Director Jerry Rothwell plays on this brilliantly. He sets up scenes in which the donor children’s mothers are reminiscing about what a piece of top-class specimen Jeffrey appeared to them on paper, and how they fell in love with him through his donor profile, and follows them with clips of Jeffrey putting a head band on his dog, or cooing with his new pet pigeon. He does well not to milk it though because, despite his oddities, Jeffrey is a rather loveable guy, and he is just as keen to meet his kids as they are him. The a-typical quirky music that accompanies every image, however, may wind you up after a while.

The final meetings between JoEllen, her half-brother Fletcher (just a couple in what is a group of about 14 siblings at this point) are touching and real; surprisingly restrained and delicate, rather than saccharine, emotional cry-fests. Rothwell clearly doesn’t bate anyone into making it overly sentimental. That is partly, I think, what makes the film quite unique. The meetings are awkward, slightly uncomfortable, and the kids aren’t blown away, but they want a relationship with this man nonetheless.

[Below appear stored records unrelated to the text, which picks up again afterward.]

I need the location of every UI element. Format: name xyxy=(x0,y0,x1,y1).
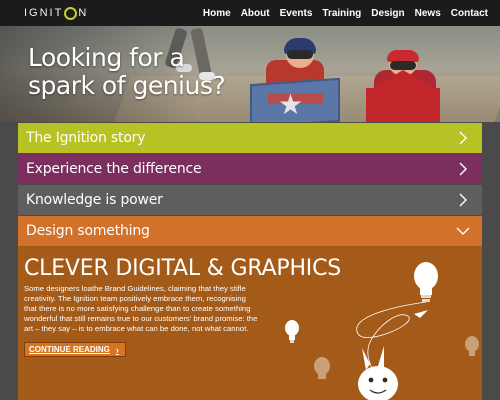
star-icon: ★ xyxy=(278,89,304,120)
accordion-label: Knowledge is power xyxy=(26,192,163,208)
lightbulb-icon xyxy=(314,357,330,379)
design-something-panel: CLEVER DIGITAL & GRAPHICS Some designers… xyxy=(18,246,482,400)
logo-text-end: N xyxy=(78,7,89,19)
accordion-experience-difference[interactable]: Experience the difference xyxy=(18,154,482,184)
hero-photo-kid-goggles xyxy=(287,50,313,59)
ignition-logo[interactable]: IGNIT N xyxy=(24,6,89,20)
nav-link-design[interactable]: Design xyxy=(371,8,404,19)
main-nav: Home About Events Training Design News C… xyxy=(203,8,488,19)
nav-link-home[interactable]: Home xyxy=(203,8,231,19)
panel-body-text: Some designers loathe Brand Guidelines, … xyxy=(24,284,258,333)
continue-reading-label: CONTINUE READING xyxy=(29,345,110,354)
lightbulb-illustration xyxy=(285,262,479,400)
paper-plane-icon xyxy=(414,310,428,318)
nav-link-news[interactable]: News xyxy=(415,8,441,19)
accordion-knowledge-power[interactable]: Knowledge is power xyxy=(18,185,482,215)
accordion-label: Experience the difference xyxy=(26,161,202,177)
lightbulb-icon xyxy=(414,262,438,302)
nav-link-events[interactable]: Events xyxy=(280,8,313,19)
chevron-right-icon xyxy=(456,193,470,207)
accordion-design-something[interactable]: Design something xyxy=(18,216,482,246)
top-navigation-bar: IGNIT N Home About Events Training Desig… xyxy=(0,0,500,26)
nav-link-contact[interactable]: Contact xyxy=(451,8,488,19)
chevron-right-icon xyxy=(456,162,470,176)
hero-photo-red-kart xyxy=(366,88,440,122)
cartoon-character-icon xyxy=(358,346,398,400)
hero-banner: ★ Looking for a spark of genius? xyxy=(0,26,500,122)
chevron-right-icon: › xyxy=(115,344,119,355)
lightbulb-icon xyxy=(285,320,299,343)
logo-ring-icon xyxy=(64,6,78,20)
lightbulb-icon xyxy=(465,336,479,356)
logo-text-start: IGNIT xyxy=(24,7,64,19)
accordion-label: Design something xyxy=(26,223,150,239)
accordion-ignition-story[interactable]: The Ignition story xyxy=(18,123,482,153)
hero-headline: Looking for a spark of genius? xyxy=(28,43,226,100)
chevron-right-icon xyxy=(456,131,470,145)
nav-link-training[interactable]: Training xyxy=(322,8,361,19)
nav-link-about[interactable]: About xyxy=(241,8,270,19)
chevron-down-icon xyxy=(456,224,470,238)
continue-reading-button[interactable]: CONTINUE READING › xyxy=(24,342,126,357)
accordion-label: The Ignition story xyxy=(26,130,146,146)
hero-photo-kid-goggles xyxy=(390,61,416,70)
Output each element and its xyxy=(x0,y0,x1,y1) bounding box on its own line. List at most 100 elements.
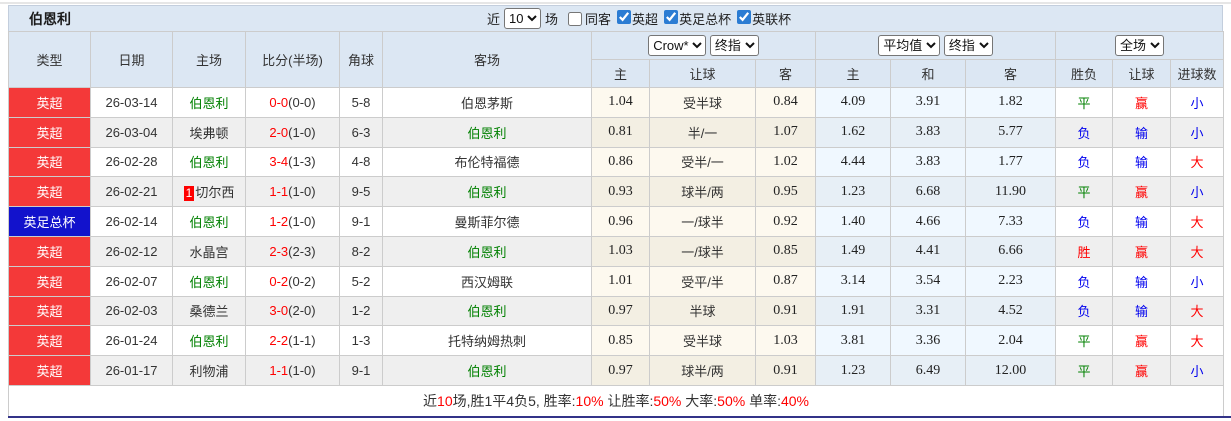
odds-home-value: 1.03 xyxy=(591,235,650,267)
odds-selects-cell: Crow* 终指 xyxy=(590,31,817,60)
league-badge[interactable]: 英超 xyxy=(8,176,91,208)
avg-draw-value: 3.83 xyxy=(890,146,967,178)
away-team[interactable]: 伯恩茅斯 xyxy=(382,87,592,118)
home-team[interactable]: 伯恩利 xyxy=(172,146,246,178)
match-date: 26-02-21 xyxy=(90,176,173,208)
league-badge[interactable]: 英超 xyxy=(8,295,91,327)
fa-cup-checkbox[interactable] xyxy=(664,10,679,24)
table-row: 英超 26-02-28 伯恩利 3-4(1-3) 4-8 布伦特福德 0.86 … xyxy=(8,146,1225,178)
table-row: 英超 26-02-21 1 切尔西 1-1(1-0) 9-5 伯恩利 0.93 球… xyxy=(8,176,1225,208)
table-row: 英超 26-01-17 利物浦 1-1(1-0) 9-1 伯恩利 0.97 球半… xyxy=(8,355,1225,386)
odds-stage-select[interactable]: 终指 xyxy=(709,35,759,56)
col-odds-away: 客 xyxy=(754,59,817,88)
home-team[interactable]: 水晶宫 xyxy=(172,235,246,267)
league-badge[interactable]: 英足总杯 xyxy=(8,206,91,237)
league-badge[interactable]: 英超 xyxy=(8,355,91,386)
corner-score: 5-8 xyxy=(339,87,383,118)
away-team[interactable]: 伯恩利 xyxy=(382,355,592,386)
halftime-score: (1-1) xyxy=(288,333,316,349)
odds-away-value: 0.91 xyxy=(754,355,817,386)
odds-provider-select[interactable]: Crow* xyxy=(648,35,707,56)
team-stats-panel: 伯恩利 近 10 场 同客 英超 英足总杯 英联杯 类型 日期 主场 比分(半场… xyxy=(7,5,1225,417)
avg-home-value: 1.62 xyxy=(815,116,892,148)
avg-home-value: 1.49 xyxy=(815,235,892,267)
away-team[interactable]: 伯恩利 xyxy=(382,295,592,327)
league-badge[interactable]: 英超 xyxy=(8,265,91,297)
odds-handicap-value: 一/球半 xyxy=(649,235,756,267)
summary-stat-value: 50% xyxy=(653,392,682,409)
away-team[interactable]: 托特纳姆热刺 xyxy=(382,325,592,357)
fulltime-score: 2-3 xyxy=(269,243,289,259)
result-goals-value: 大 xyxy=(1170,325,1225,357)
match-date: 26-02-07 xyxy=(90,265,173,297)
result-outcome-value: 平 xyxy=(1055,87,1114,118)
away-team[interactable]: 伯恩利 xyxy=(382,116,592,148)
league-badge[interactable]: 英超 xyxy=(8,325,91,357)
odds-home-value: 0.81 xyxy=(591,116,650,148)
same-venue-checkbox[interactable] xyxy=(568,11,583,26)
avg-stage-select[interactable]: 终指 xyxy=(943,35,993,56)
summary-stat-value: 40% xyxy=(780,392,809,409)
fulltime-score: 3-4 xyxy=(269,154,289,170)
col-score: 比分(半场) xyxy=(245,31,340,88)
fulltime-score: 1-1 xyxy=(269,184,289,200)
match-date: 26-03-14 xyxy=(90,87,173,118)
home-team[interactable]: 伯恩利 xyxy=(172,325,246,357)
col-avg-draw: 和 xyxy=(890,59,967,88)
avg-selects-cell: 平均值 终指 xyxy=(815,31,1057,60)
match-date: 26-01-17 xyxy=(90,355,173,386)
avg-draw-value: 3.83 xyxy=(890,116,967,148)
summary-text: 大率: xyxy=(681,392,718,409)
league-badge[interactable]: 英超 xyxy=(8,146,91,178)
premier-league-checkbox[interactable] xyxy=(617,10,632,24)
league-badge[interactable]: 英超 xyxy=(8,87,91,118)
home-rank-badge: 1 xyxy=(183,186,195,202)
result-goals-value: 大 xyxy=(1170,235,1225,267)
match-score: 2-3(2-3) xyxy=(245,235,340,267)
result-select-cell: 全场 xyxy=(1055,31,1225,60)
home-team[interactable]: 1 切尔西 xyxy=(172,176,246,208)
avg-draw-value: 3.54 xyxy=(890,265,967,297)
away-team[interactable]: 布伦特福德 xyxy=(382,146,592,178)
avg-home-value: 4.44 xyxy=(815,146,892,178)
efl-cup-checkbox[interactable] xyxy=(737,10,752,24)
home-team[interactable]: 桑德兰 xyxy=(172,295,246,327)
home-team[interactable]: 伯恩利 xyxy=(172,206,246,237)
match-score: 0-0(0-0) xyxy=(245,87,340,118)
avg-away-value: 6.66 xyxy=(965,235,1057,267)
home-team[interactable]: 利物浦 xyxy=(172,355,246,386)
result-outcome-value: 负 xyxy=(1055,116,1114,148)
match-count-select[interactable]: 10 xyxy=(504,8,542,29)
result-outcome-value: 胜 xyxy=(1055,235,1114,267)
match-date: 26-01-24 xyxy=(90,325,173,357)
result-goals-value: 大 xyxy=(1170,206,1225,237)
away-team[interactable]: 伯恩利 xyxy=(382,235,592,267)
away-team[interactable]: 曼斯菲尔德 xyxy=(382,206,592,237)
league-badge[interactable]: 英超 xyxy=(8,116,91,148)
league-filter-facup: 英足总杯 xyxy=(658,9,731,28)
odds-away-value: 0.85 xyxy=(754,235,817,267)
league-filter-eflcup: 英联杯 xyxy=(731,9,791,28)
match-score: 3-4(1-3) xyxy=(245,146,340,178)
avg-away-value: 1.77 xyxy=(965,146,1057,178)
match-score: 0-2(0-2) xyxy=(245,265,340,297)
home-team[interactable]: 伯恩利 xyxy=(172,265,246,297)
odds-handicap-value: 一/球半 xyxy=(649,206,756,237)
odds-away-value: 0.92 xyxy=(754,206,817,237)
avg-source-select[interactable]: 平均值 xyxy=(878,35,941,56)
away-team[interactable]: 西汉姆联 xyxy=(382,265,592,297)
period-select[interactable]: 全场 xyxy=(1115,35,1165,56)
result-outcome-value: 平 xyxy=(1055,176,1114,208)
avg-home-value: 1.23 xyxy=(815,176,892,208)
result-goals-value: 小 xyxy=(1170,265,1225,297)
league-badge[interactable]: 英超 xyxy=(8,235,91,267)
col-odds-home: 主 xyxy=(591,59,650,88)
home-team[interactable]: 伯恩利 xyxy=(172,87,246,118)
home-team[interactable]: 埃弗顿 xyxy=(172,116,246,148)
match-score: 3-0(2-0) xyxy=(245,295,340,327)
summary-text: 单率: xyxy=(745,392,781,409)
away-team[interactable]: 伯恩利 xyxy=(382,176,592,208)
table-row: 英超 26-02-12 水晶宫 2-3(2-3) 8-2 伯恩利 1.03 一/… xyxy=(8,235,1225,267)
fulltime-score: 1-1 xyxy=(269,363,289,379)
col-odds-handicap: 让球 xyxy=(649,59,756,88)
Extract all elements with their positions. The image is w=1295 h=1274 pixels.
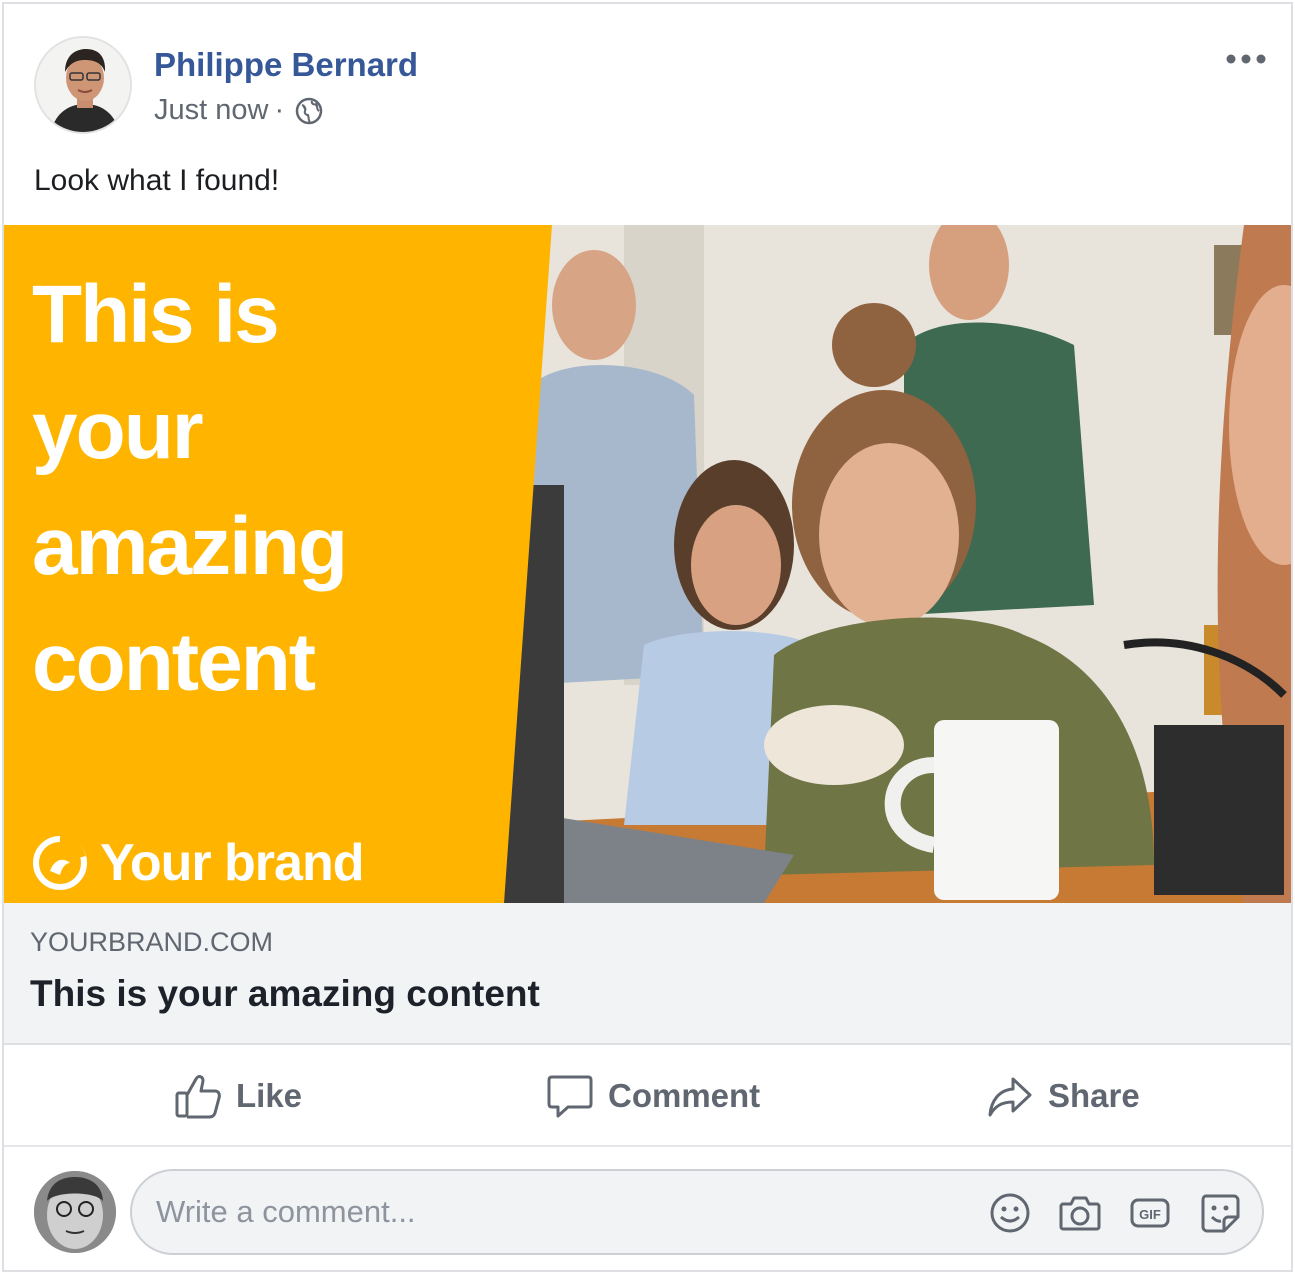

Donor Unknown offers a great deal of insight into how the donor registry works and how thousands of children can now find out if they have unknown siblings (one random search shows that just one man has 58 children across America!). If at times it might not be as exciting as the story suggests, it is certainly intriguing throughout. One of the most striking images from the film is the overlaying of all the kids faces on top of each other, showing just how similar they all are. That’s quite freaky stuff, when you think none of them had met before.